Le ministre de la communication M. Mohammed Meziane et le Secrétaire Général du Haut-Commissariat Amazigh, Si El-Hachemi Assad, accompagné chacun des cadres de leur institution, ont été reçus, hier, dans la wilaya de Batna dans le cadre du travail et de promouvoir le processus de promotion de Tamazight dans le secteur de la communication et des médias, plus précisément l’utilisation de la communication en langue amazighe.
La journée d’études a été organisée à l’auditorium de l’université Hadj Lakhdar en présence du Dr Benmalek, du ministre de la Communication, du commissaire du HCA, du wali de Barika, ainsi des autorités locales, de la presse locale et d’autres cadres relevant de la wilaya de Batna. Cette rencontre vise particulièrement l’utilisation de la communication en langue amazighe.
Les deux responsables ont fait une lecture et une évaluation du processus de promotion de Tamazight dans le secteur de la communication et des médias depuis la création du HCA en 1995. Ils ont discuté des voies et moyens à même de renforcer la coopération entre les deux institutions. Le SG du HCA, Si El-Hachemi Assad a fait savoir, lors de son allocution, que l’utilisation de la communication et les principaux défis en langue amazighe nécessitent la mise en place d’outils et de pratiques variées. Cela inclut le développement de la langue dans la société algérienne, ainsi que son intégration dans les systèmes d’information et de communication.

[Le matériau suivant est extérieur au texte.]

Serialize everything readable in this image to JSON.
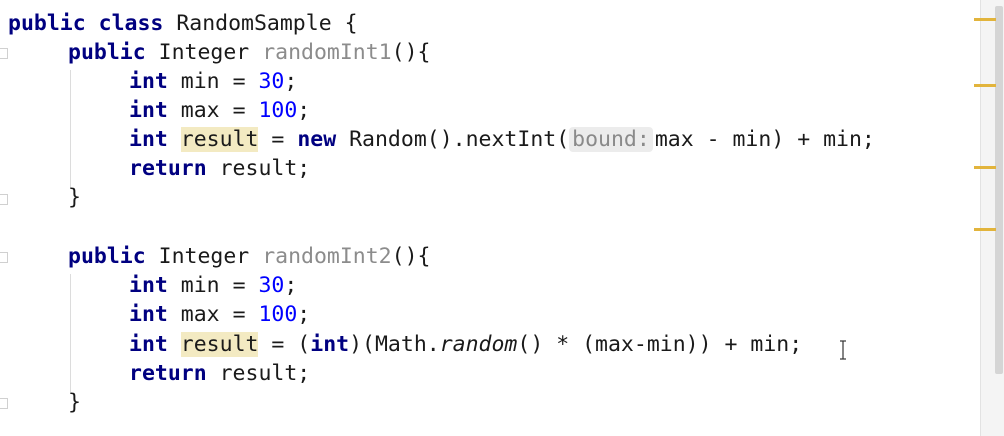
{
  "code": {
    "class_decl": {
      "kw1": "public",
      "kw2": "class",
      "name": "RandomSample",
      "brace": " {"
    },
    "method1": {
      "kw": "public",
      "type": "Integer",
      "name": "randomInt1",
      "suffix": "(){",
      "line_min": {
        "kw": "int",
        "rest": " min = ",
        "num": "30",
        "end": ";"
      },
      "line_max": {
        "kw": "int",
        "rest": " max = ",
        "num": "100",
        "end": ";"
      },
      "line_result": {
        "kw": "int",
        "var": "result",
        "eq": " = ",
        "new_kw": "new",
        "call": " Random().nextInt(",
        "hint": "bound:",
        "expr": "max - min) + min;"
      },
      "line_return": {
        "kw": "return",
        "rest": " result;"
      },
      "close": "}"
    },
    "method2": {
      "kw": "public",
      "type": "Integer",
      "name": "randomInt2",
      "suffix": "(){",
      "line_min": {
        "kw": "int",
        "rest": " min = ",
        "num": "30",
        "end": ";"
      },
      "line_max": {
        "kw": "int",
        "rest": " max = ",
        "num": "100",
        "end": ";"
      },
      "line_result": {
        "kw": "int",
        "var": "result",
        "eq": " = (",
        "cast_kw": "int",
        "mid": ")(Math.",
        "method": "random",
        "tail": "() * (max-min)) + min;"
      },
      "line_return": {
        "kw": "return",
        "rest": " result;"
      },
      "close": "}"
    }
  },
  "scrollbar": {
    "marker_color": "#e2b43c"
  }
}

Son usage en classe peut motiver les apprenants et contribuer à la préservation de la langue. Le texte met en avant l’importance de construire des principes et de développer des usages de la langue tamazight. L’informatisation de la langue est également un facteur-clé pour sa diffusion et son utilisation dans les technologies modernes, afin de renforcer la reconnaissance, développer des ressources, standardiser la langue, et favoriser la sensibilisation, qui sont essentiels pour surmonter ces défis, a souligné le même responsable du HCA. Ce dernier a indiqué à Le Provincial : «Le HCA, que je représente ici, est prêt à s’investir encore plus afin de contribuer encore davantage au développement culturel et économique au niveau régional et national». Selon lui, sa mission est d’être en phase avec tous les segments de la société algérienne. «La langue et la culture amazighe ont besoin de repères constitutionnels fondamentaux d’expression et d’épanouissement de la pluralité des valeurs symboliques algériennes .

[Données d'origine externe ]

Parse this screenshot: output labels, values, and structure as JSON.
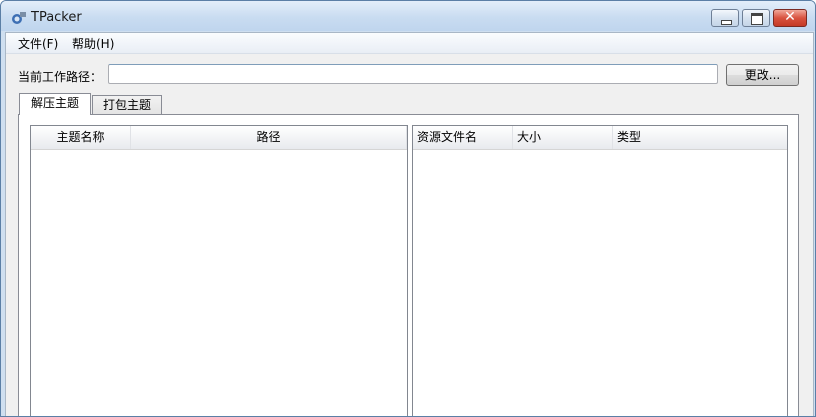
{
  "window": {
    "title": "TPacker",
    "icons": {
      "app": "app-icon",
      "minimize": "minimize-icon",
      "maximize": "maximize-icon",
      "close": "close-icon"
    },
    "close_glyph": "✕"
  },
  "menu": {
    "file": "文件(F)",
    "help": "帮助(H)"
  },
  "path": {
    "label": "当前工作路径：",
    "value": "",
    "change_button": "更改..."
  },
  "tabs": [
    {
      "label": "解压主题",
      "selected": true
    },
    {
      "label": "打包主题",
      "selected": false
    }
  ],
  "theme_list": {
    "columns": [
      "主题名称",
      "路径"
    ],
    "rows": []
  },
  "resource_list": {
    "columns": [
      "资源文件名",
      "大小",
      "类型"
    ],
    "rows": []
  }
}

Pour sa part, le ministre de la communication, Meziane Mohammed, a toutefois indiqué que «ce colloque, sur le thème de la Tamazight dans les médias, est un thème qui m’interpelle en tant que ministre en charge de la communication». Les experts de la communication, ainsi que les professionnels des médias le savent. Les médias, particulièrement la radio et la télévision, constituent les espaces les plus privilégiés pour la promotion et le développement des langues et des cultures. L’essence même d’un média est de communiquer dans la langue de l’auditoire pour lequel il est destiné. C’est d’abord une exigence professionnelle, mais surtout une obligation lorsque le média est de service public. Il est à souligner que l’Amazigh est une langue millénaire parlée dans toute la sphère de l’Afrique du Nord, des îles Canaries (Tiknariyine), à l’oasis de Siwa (Issiouane) en Égypte jusqu’en Mauritanie, dans le nord du Mali, au Niger et au Burkina Faso. Le Tamazight, dans ses multiples variantes, est la langue maternelle des populations qui occupent un vaste territoire nommé Tamazgha [Tamazɣa], correspondant à la Libye de l’Antiquité.

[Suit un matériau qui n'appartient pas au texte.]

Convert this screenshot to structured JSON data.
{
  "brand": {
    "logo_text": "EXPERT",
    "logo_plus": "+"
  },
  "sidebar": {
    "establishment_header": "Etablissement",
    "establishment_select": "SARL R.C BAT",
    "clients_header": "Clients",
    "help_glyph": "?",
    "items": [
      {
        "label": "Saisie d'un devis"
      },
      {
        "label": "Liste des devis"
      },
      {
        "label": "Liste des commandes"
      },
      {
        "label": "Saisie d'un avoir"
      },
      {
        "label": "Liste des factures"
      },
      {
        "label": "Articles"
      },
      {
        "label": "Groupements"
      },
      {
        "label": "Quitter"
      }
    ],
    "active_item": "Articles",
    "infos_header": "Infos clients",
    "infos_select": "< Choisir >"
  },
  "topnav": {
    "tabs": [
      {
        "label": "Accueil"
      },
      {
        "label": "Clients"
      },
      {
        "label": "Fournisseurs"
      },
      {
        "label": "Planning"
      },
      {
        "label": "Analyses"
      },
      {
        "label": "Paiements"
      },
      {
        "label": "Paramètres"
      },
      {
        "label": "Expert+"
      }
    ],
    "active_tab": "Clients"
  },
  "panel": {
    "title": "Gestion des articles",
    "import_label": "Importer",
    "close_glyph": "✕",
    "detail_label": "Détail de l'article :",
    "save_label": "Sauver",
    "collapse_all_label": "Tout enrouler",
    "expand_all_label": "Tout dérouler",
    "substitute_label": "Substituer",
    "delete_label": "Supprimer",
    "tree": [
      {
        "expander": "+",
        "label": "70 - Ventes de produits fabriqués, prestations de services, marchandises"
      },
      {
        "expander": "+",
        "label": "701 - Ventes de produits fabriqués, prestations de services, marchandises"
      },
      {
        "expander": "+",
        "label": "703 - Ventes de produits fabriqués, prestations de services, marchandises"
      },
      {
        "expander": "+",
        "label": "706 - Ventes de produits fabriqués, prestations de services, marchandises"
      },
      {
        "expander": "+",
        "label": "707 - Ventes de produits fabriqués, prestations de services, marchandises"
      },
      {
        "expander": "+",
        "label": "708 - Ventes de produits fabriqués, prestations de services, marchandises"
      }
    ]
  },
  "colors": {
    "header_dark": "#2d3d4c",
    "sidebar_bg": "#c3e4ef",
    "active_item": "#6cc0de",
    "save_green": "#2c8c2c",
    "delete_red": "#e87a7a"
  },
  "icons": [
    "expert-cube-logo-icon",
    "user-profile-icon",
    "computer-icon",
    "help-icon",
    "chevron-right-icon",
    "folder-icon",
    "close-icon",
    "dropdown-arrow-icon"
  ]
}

Longtemps relégué au second plan, même du temps de la Numidie lorsque le punique et le latin étaient des langues officielles, le tamazight a survécu, bravant les obstacles et les interdits, brisant un à un les anneaux des chaînes qui le maintenaient au rang des langues orales en voie de disparition grâce aux efforts déployés par des hommes et des femmes de lettres et de culture, jaloux de cet héritage. Depuis des décennies, sans relâche, ils œuvrent à perpétuer leur langue maternelle, qui représente un patrimoine linguistique et culturel très ancien, riche et varié, sans pour autant oublier, que le Tamazight comme langue maternelle de millions de personnes, a été classé parmi les langues menacées de disparition par l’UNESCO, apprend-on.